The view of streaming by AsyncStreams has already been taken by finch. For example, in finch, asyncBody of type Endpoint[AsyncStream[Buf]] can be used to read in a stream of chunked binaries as Bufs, and a response of type AsyncStream[A] means that the result is a stream of objects of type A.

The project I am working on mimics Kubernetes' architecture. We are building an API server like RESTful service on top of ZooKeeper. There are two APIs using streaming: GET /resources?watch=true streams updates to resource list (i.e. watch on ZooKeeper's getChildren) and GET /resources/ID?watch=true streams updated values of a specific resource with ID (i.e. watch on ZooKeeper's getData). These can be viewed as a stream of resource IDs AsyncStream[List[String]] and a stream of values AsyncStream[A], respectively. I hope this makes sense.

Hence for responses, a stream of A values as AsyncStream[A] looks like a proper abstraction. For requests, the process needs to be reversed. A stream of objects can be built from an offer to which the objects are fed.

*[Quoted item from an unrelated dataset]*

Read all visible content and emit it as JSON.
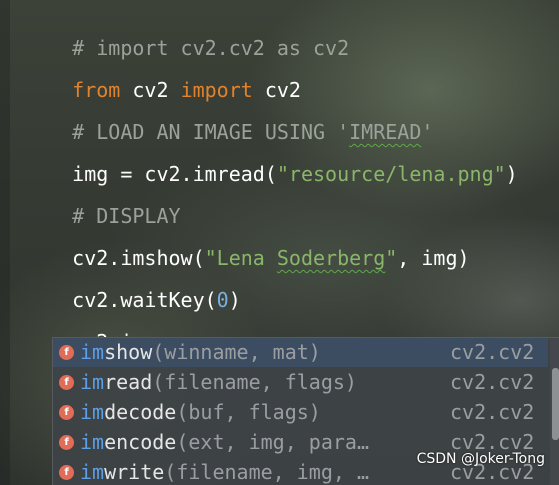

The returned Service in streamingResponse and Offer[Unit] in streamingRequest are awkward, but they are there to support infinite streams. Streaming response is nothing but a long-waiting HTTP connection, when the client is not interested in the upcoming results anymore, it simply closes the connection, so a handle to Service is necessary in this case. The same logic can be applied to the request side, hence the Offer[Unit] parameter.